The little law that could make a big difference in Rhode Island public schools

By October 13, 2023November 1st, 2023No Comments

One state senator’s novel idea led to new seven-day waiting period before ratifying a school contract — and better accountability

Principal Abdi Lidonde, in pink tie, and staff members greets students in the hallway at Frank D. Spaziano Elementary School in Providence on Sept. 11, 2023. (Frank D. Spaziano Elementary School/ Providence Public Schools Facebook page)

With smart, simple, respectful legislation – S0190, Sen. Sam Zurier, a Providence Democrat, has put his finger on a noxious dysfunction of Rhode Island’s public education system: contract negotiations.

With some poking around, you can usually find a school contract. But negotiations are a black box, containing gale-force pressures that shape the final product with little regard for students or education.

A modest idea from Rhode Island Sen. Sam Zuerier, a Democrat from Providence’s East Side, could have lasting impact if applied statewide. (Courtesy of Sam Zurier)

 

Zurier’s legislation gives a limited whiff of fresh air and transparency to the real public-school stakeholders – parents, taxpayers, workforce development folks. It requires a short breathing period after a new contract has been completed and ratified by the union. Management must delay ratification while folks not on the negotiating team can see the changes. After no fewer than seven days, the Board of Education (BOE) holds a public hearing. Only then can the administration sign off.

Sadly, the bill applies only to Providence, and only while the capital city’s schools are under state control. It’s still a good start.

Zurier served on the Providence School Board, then as a Providence City Councilor, and now is the state legislator who thinks most clearly about the big-picture and the general health of our schools. He has cred.

Seven days is a tight window for a public citizen to get up to speed. But it’s time enough to call out egregious problems without making negotiators rehash details in this often brutally adversarial work.

Zurier’s idea was sparked by the 2021 Providence teachers contract, negotiated by state-level officials and signed with zero public input. On top of retroactive raises, the teachers got a “one time” $3,000 bonus first called a “vaccination” bonus, then a “retention” bonus, both of which smelled distinctly political.

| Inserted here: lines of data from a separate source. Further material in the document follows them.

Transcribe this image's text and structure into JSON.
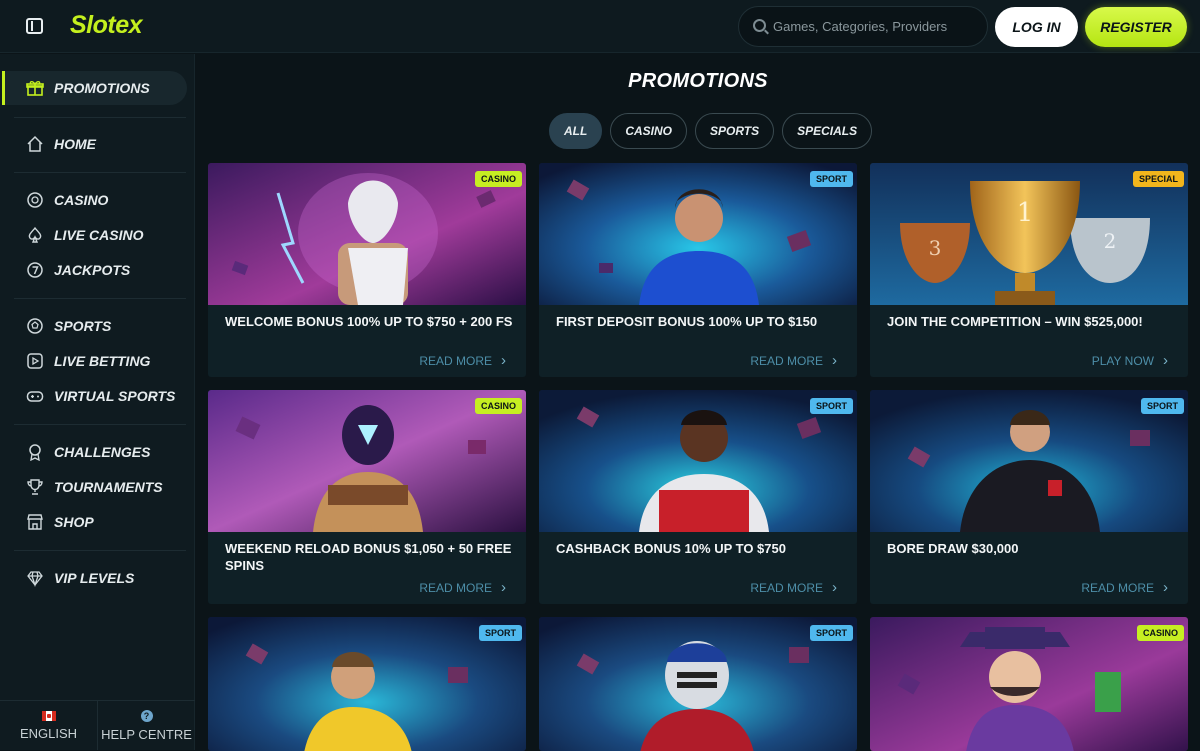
{
  "header": {
    "logo": "Slotex",
    "search_placeholder": "Games, Categories, Providers",
    "login_label": "LOG IN",
    "register_label": "REGISTER"
  },
  "sidebar": {
    "items": [
      {
        "label": "PROMOTIONS",
        "icon": "gift-icon",
        "active": true
      },
      {
        "label": "HOME",
        "icon": "home-icon"
      },
      {
        "label": "CASINO",
        "icon": "chip-icon"
      },
      {
        "label": "LIVE CASINO",
        "icon": "spade-icon"
      },
      {
        "label": "JACKPOTS",
        "icon": "seven-icon"
      },
      {
        "label": "SPORTS",
        "icon": "ball-icon"
      },
      {
        "label": "LIVE BETTING",
        "icon": "play-icon"
      },
      {
        "label": "VIRTUAL SPORTS",
        "icon": "gamepad-icon"
      },
      {
        "label": "CHALLENGES",
        "icon": "medal-icon"
      },
      {
        "label": "TOURNAMENTS",
        "icon": "trophy-icon"
      },
      {
        "label": "SHOP",
        "icon": "shop-icon"
      },
      {
        "label": "VIP LEVELS",
        "icon": "diamond-icon"
      }
    ],
    "footer": {
      "language": "ENGLISH",
      "help": "HELP CENTRE"
    }
  },
  "main": {
    "title": "PROMOTIONS",
    "filters": [
      "ALL",
      "CASINO",
      "SPORTS",
      "SPECIALS"
    ],
    "active_filter": "ALL",
    "promos": [
      {
        "badge": "CASINO",
        "title": "WELCOME BONUS 100% UP TO $750 + 200 FS",
        "link": "READ MORE",
        "art": "wizard"
      },
      {
        "badge": "SPORT",
        "title": "FIRST DEPOSIT BONUS 100% UP TO $150",
        "link": "READ MORE",
        "art": "player-blue"
      },
      {
        "badge": "SPECIAL",
        "title": "JOIN THE COMPETITION – WIN $525,000!",
        "link": "PLAY NOW",
        "art": "trophies"
      },
      {
        "badge": "CASINO",
        "title": "WEEKEND RELOAD BONUS $1,050 + 50 FREE SPINS",
        "link": "READ MORE",
        "art": "warrior"
      },
      {
        "badge": "SPORT",
        "title": "CASHBACK BONUS 10% UP TO $750",
        "link": "READ MORE",
        "art": "player-red"
      },
      {
        "badge": "SPORT",
        "title": "BORE DRAW $30,000",
        "link": "READ MORE",
        "art": "player-dark"
      },
      {
        "badge": "SPORT",
        "title": "",
        "link": "",
        "art": "basketball"
      },
      {
        "badge": "SPORT",
        "title": "",
        "link": "",
        "art": "football"
      },
      {
        "badge": "CASINO",
        "title": "",
        "link": "",
        "art": "gangster"
      }
    ]
  }
}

Predictably, other public-service unions wanted their $3,000, in the name of equity.

Then teachers left in droves with impunity and their bonuses.

The raises and bonuses bought provisions like mandated teacher/parent conferences and attendance at faculty meetings, which should be part of the job.

Especially maddening to Zurier, the state-level negotiators assumed the takeover nullified any need for the School Board, the public’s representatives, to vet the deal.

So he and his colleagues wrote and submitted S-0190 for the first time. It failed.

Then, another bad contract emerged in June 2023 with another set of “one time” $3,000 bonuses on top of more raises. At least these bonuses were school-directed. Kids will have 30 extra minutes a day to make up for COVID learning loss during the 2023-2024 school year.

I doubt whether more of the same-old, same-old will work. But time and data will tell.

Snubbed again, the School Board upped the volume of their demands to have the district back. I don’t know why they want it. Asphyxiating legal red tape renders the district schools unfixable. Let the state take the fall.

The 2023 contract was already a done deal when Zurier submitted S-0190 again. This time it passed, with the blessing of both the union and the BOE.
But when the state hands the schools back, poof, those seven little days of public accountability disappear.

Other districts and the national School Board Association have been discussing “open bargaining,” where the public can join labor and management at the table. But honestly, the modest scope of Zurier’s proposal is what makes it potentially great.

Once the union members have vetted the agreement, had their say and signed off, the window opens for real stakeholders, but just a crack. Education officials, both labor and management, are trained and experienced in education’s nuances better than the general public.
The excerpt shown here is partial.